Abstract

In the present paper, we implemented the Bayesian regularization (BR) backpropagation algorithm for calibrating an artificial neural network (ANN) as an accident prediction model (APM) to be used on Italian four-lane divided roads. We chose the BR-ANN since it efficiently allows for dealing with small sample size and avoiding overfitting issues by adding a regularization term in the objective function to be minimized during training. Moreover, BR-ANNs are sparsely employed in road safety analyses, and their peculiarities deserve to be emphasized. In our work, the BR-ANN aims to predict the number of fatal and injury (FI) crashes across 236 road elements, for a total length of 78 km.

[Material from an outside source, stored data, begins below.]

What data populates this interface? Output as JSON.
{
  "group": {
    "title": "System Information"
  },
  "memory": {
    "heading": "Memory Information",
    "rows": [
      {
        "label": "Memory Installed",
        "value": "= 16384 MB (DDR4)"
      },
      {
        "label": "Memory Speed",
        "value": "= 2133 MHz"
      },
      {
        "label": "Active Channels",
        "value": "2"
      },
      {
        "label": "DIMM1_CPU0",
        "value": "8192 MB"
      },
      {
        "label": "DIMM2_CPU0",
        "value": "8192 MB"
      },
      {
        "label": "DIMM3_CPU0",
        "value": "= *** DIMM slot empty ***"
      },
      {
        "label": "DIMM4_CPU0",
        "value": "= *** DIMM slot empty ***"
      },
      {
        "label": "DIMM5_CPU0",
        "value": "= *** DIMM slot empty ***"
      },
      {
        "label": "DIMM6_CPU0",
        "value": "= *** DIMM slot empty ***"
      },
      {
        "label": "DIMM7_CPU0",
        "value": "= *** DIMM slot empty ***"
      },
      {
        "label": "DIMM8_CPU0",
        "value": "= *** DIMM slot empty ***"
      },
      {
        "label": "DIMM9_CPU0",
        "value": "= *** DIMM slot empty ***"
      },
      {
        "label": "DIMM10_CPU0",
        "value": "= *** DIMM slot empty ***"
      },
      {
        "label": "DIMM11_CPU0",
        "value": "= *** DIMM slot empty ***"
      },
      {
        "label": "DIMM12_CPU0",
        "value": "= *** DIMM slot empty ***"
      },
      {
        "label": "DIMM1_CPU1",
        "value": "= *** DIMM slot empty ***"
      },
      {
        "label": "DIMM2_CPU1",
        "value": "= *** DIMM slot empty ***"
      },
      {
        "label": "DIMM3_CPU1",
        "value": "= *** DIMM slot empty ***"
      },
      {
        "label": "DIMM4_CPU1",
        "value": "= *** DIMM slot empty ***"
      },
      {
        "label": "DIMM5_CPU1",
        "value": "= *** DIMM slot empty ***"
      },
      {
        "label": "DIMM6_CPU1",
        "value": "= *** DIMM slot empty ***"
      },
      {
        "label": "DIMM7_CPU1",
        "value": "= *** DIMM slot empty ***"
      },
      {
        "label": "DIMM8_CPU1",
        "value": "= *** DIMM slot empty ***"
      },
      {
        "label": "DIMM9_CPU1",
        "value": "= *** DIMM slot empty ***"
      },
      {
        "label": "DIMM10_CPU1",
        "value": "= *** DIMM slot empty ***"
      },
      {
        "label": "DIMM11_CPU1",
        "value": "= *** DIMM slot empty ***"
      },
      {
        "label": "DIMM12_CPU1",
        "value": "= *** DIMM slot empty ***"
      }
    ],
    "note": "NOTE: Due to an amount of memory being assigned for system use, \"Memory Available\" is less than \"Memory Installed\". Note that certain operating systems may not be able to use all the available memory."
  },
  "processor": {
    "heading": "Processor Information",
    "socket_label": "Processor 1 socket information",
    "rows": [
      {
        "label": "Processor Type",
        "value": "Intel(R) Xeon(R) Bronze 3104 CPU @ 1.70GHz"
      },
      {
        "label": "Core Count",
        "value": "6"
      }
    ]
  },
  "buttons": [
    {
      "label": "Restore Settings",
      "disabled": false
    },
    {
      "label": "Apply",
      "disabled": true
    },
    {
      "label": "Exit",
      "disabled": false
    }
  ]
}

The input features are road element length, horizontal and vertical alignment, cross-section geometry, operating speed, traffic flow, sight distance, and road area type (i.e., a categorical predictor accounting for the potential influence of merge and diverge influence areas). Training and test phases of the BR-ANN have been evaluated by determination coefficient ( R2), root mean square error (RMSE), overfitting ratio (OR), scatterplots, residuals analysis, and by the same ANN architecture trained with the gradient descent (GD) with momentum and adaptive learning rate backpropagation algorithm (GD-ANN). Results demonstrate that the BR-ANN markedly outperforms the GD-ANN, which suffers severe overfitting issues. Furthermore, BR-ANN does not overfit data (OR close to the unity), reports a satisfactory R2 (0.726), and shows a Gaussian residual distribution with zero mean. Therefore, road authorities could consider regularized ANNs for performing appropriate safety analyses, especially when dealing with small road sample sizes.